Lastly, our results reveals a more pronounced increase in uric acid levels with indapamide compared to hydrochlorothiazide and regression analyses have significantly underscored its contribution to the uric acid slope. This is noteworthy since a recently published hypertension guideline (2023 European Society of Hypertension) have not emphasized the differences in uric acid elevation between these medications[13]. Current literature provides limited comparisons of uric acid elevations between thiazide and thiazide-like drugs. However, a well-conducted, albeit older, randomized controlled study did illustrate a minor but significant difference [50].

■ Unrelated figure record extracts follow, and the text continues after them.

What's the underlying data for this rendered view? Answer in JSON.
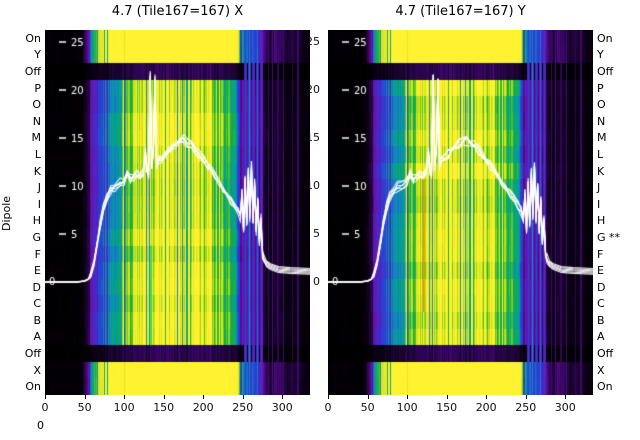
{
  "chart_data": {
    "type": "heatmap",
    "description": "Two antenna-tile spectrogram panels (X and Y polarisation) of per-dipole spectra with overlaid white bandpass curves",
    "panels": [
      {
        "title": "4.7 (Tile167=167) X"
      },
      {
        "title": "4.7 (Tile167=167) Y"
      }
    ],
    "row_labels": [
      "On",
      "Y",
      "Off",
      "P",
      "O",
      "N",
      "M",
      "L",
      "K",
      "J",
      "I",
      "H",
      "G",
      "F",
      "E",
      "D",
      "C",
      "B",
      "A",
      "Off",
      "X",
      "On"
    ],
    "right_row_labels": [
      "On",
      "Y",
      "Off",
      "P",
      "O",
      "N",
      "M",
      "L",
      "K",
      "J",
      "I",
      "H",
      "G **",
      "F",
      "E",
      "D",
      "C",
      "B",
      "A",
      "Off",
      "X",
      "On"
    ],
    "y_axis_label": "Dipole",
    "x_ticks": [
      0,
      50,
      100,
      150,
      200,
      250,
      300
    ],
    "value_ticks": [
      25,
      20,
      15,
      10,
      5,
      0
    ],
    "x_range": [
      0,
      335
    ],
    "value_range": [
      0,
      25
    ],
    "corner_label": "0",
    "line_color": "#ffffff",
    "background_color": "#000000",
    "spectrum_envelope": {
      "x": [
        0,
        45,
        52,
        58,
        64,
        72,
        80,
        90,
        100,
        115,
        130,
        150,
        175,
        195,
        210,
        225,
        235,
        242,
        248,
        253,
        258,
        264,
        270,
        274,
        280,
        288,
        295,
        305,
        315,
        325,
        335
      ],
      "v": [
        0.01,
        0.01,
        0.12,
        0.3,
        0.45,
        0.55,
        0.62,
        0.68,
        0.78,
        0.9,
        0.96,
        1.0,
        1.0,
        0.95,
        0.88,
        0.8,
        0.72,
        0.6,
        0.4,
        0.28,
        0.24,
        0.28,
        0.26,
        0.14,
        0.08,
        0.12,
        0.1,
        0.06,
        0.08,
        0.04,
        0.03
      ]
    },
    "line_profile": {
      "x": [
        0,
        40,
        50,
        55,
        58,
        62,
        66,
        70,
        74,
        78,
        83,
        88,
        95,
        100,
        104,
        108,
        112,
        116,
        120,
        124,
        127,
        129,
        131,
        133,
        135,
        137,
        139,
        141,
        144,
        148,
        152,
        156,
        160,
        165,
        170,
        175,
        180,
        185,
        190,
        195,
        200,
        205,
        210,
        215,
        220,
        225,
        230,
        235,
        240,
        244,
        247,
        249,
        251,
        253,
        255,
        257,
        259,
        261,
        263,
        265,
        267,
        269,
        271,
        273,
        275,
        277,
        280,
        285,
        295,
        310,
        335
      ],
      "v": [
        0,
        0,
        0.1,
        0.3,
        0.8,
        2,
        4,
        6.2,
        7.8,
        8.8,
        9.5,
        9.9,
        10.2,
        10.4,
        11.3,
        10.7,
        11.0,
        11.3,
        11.0,
        11.4,
        13.5,
        11.6,
        11.3,
        21.5,
        12.0,
        13.8,
        21.0,
        12.4,
        12.8,
        13.0,
        13.3,
        13.6,
        14.0,
        14.4,
        14.7,
        14.8,
        14.5,
        14.2,
        13.8,
        13.3,
        12.8,
        12.2,
        11.6,
        11.0,
        10.4,
        9.8,
        9.2,
        8.6,
        8.0,
        7.4,
        6.8,
        9.2,
        5.4,
        10.6,
        6.0,
        11.6,
        6.8,
        12.2,
        6.4,
        10.2,
        5.2,
        8.6,
        4.2,
        6.6,
        3.0,
        2.4,
        1.9,
        1.6,
        1.3,
        1.2,
        1.1
      ]
    },
    "rfi": {
      "blue_lines": [
        {
          "x": 253,
          "v": 0.5
        },
        {
          "x": 258,
          "v": 0.62
        },
        {
          "x": 263,
          "v": 0.48
        },
        {
          "x": 268,
          "v": 0.55
        },
        {
          "x": 273,
          "v": 0.45
        }
      ],
      "purple_lines": [
        {
          "x": 282,
          "v": 0.2
        },
        {
          "x": 287,
          "v": 0.24
        },
        {
          "x": 294,
          "v": 0.18
        },
        {
          "x": 301,
          "v": 0.22
        },
        {
          "x": 312,
          "v": 0.17
        },
        {
          "x": 319,
          "v": 0.2
        }
      ]
    },
    "artifacts": [
      {
        "panel": 0,
        "x": 134,
        "rows": [
          13,
          18
        ],
        "color": "#2ee04c"
      },
      {
        "panel": 1,
        "x": 121,
        "rows": [
          9,
          16
        ],
        "color": "#ff9100"
      }
    ],
    "row_factors": {
      "on_rows": 1.9,
      "off_rows": 0.18,
      "dipole_base": 0.93,
      "dipole_jitter": 0.12
    },
    "colormap": [
      [
        0.0,
        0,
        0,
        0
      ],
      [
        0.08,
        12,
        2,
        22
      ],
      [
        0.18,
        48,
        6,
        88
      ],
      [
        0.3,
        108,
        16,
        170
      ],
      [
        0.4,
        72,
        40,
        200
      ],
      [
        0.5,
        32,
        72,
        212
      ],
      [
        0.58,
        24,
        122,
        202
      ],
      [
        0.66,
        0,
        162,
        152
      ],
      [
        0.74,
        24,
        172,
        62
      ],
      [
        0.82,
        96,
        202,
        32
      ],
      [
        0.9,
        212,
        226,
        24
      ],
      [
        1.0,
        255,
        242,
        48
      ]
    ]
  }
}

We acknowledge the strengths and limitations of the study. The major strength of the study is the fact that this is the first study to date to incorporate multiple ML regression algorithms to determine THZ-related uric acid change and comparing their performance. This study also provides preliminary data for rational and improved THZ utilization. Having data from multiple clinics with diverse backgrounds (i.e., secondary and tertiary care; internal medicine and cardiology clinics) allows the sample to reflect the real-world population. The primary limitations of this study are rooted in its retrospective structure. Beyond the inherent and recognized limitations of retrospective studies, such as selection and recall biases, this study also missed some critical variables, including body-mass index, obesity, the presence of MAFLD, and data on gout flares following the intensification or initiation of THZ. Comparisons involving switches between molecules lacked power due to the minimal sample size in which switches occurred. One of the oher constraints is the variance in the measurement of laboratory parameters, stemming from the use of different biochemistry tools and analyzers across diverse clinics and laboratories. Nonetheless, this limitation is less likely to impact the parameters of uric acid change since both index and control uric acid levels would be affected congruently and the substraction operation would minimize it. Additionally, two notable features—insulin and SGLT2i—are available commercially to only diabetic patients, who do not represent our entire study population, prompting considerations of potential bias. However, the potential detrimental influence of this bias, may not be substantial enough to overshadow our results, given that other antidiabetic treatments don’t have an impacth on uric acid level changes.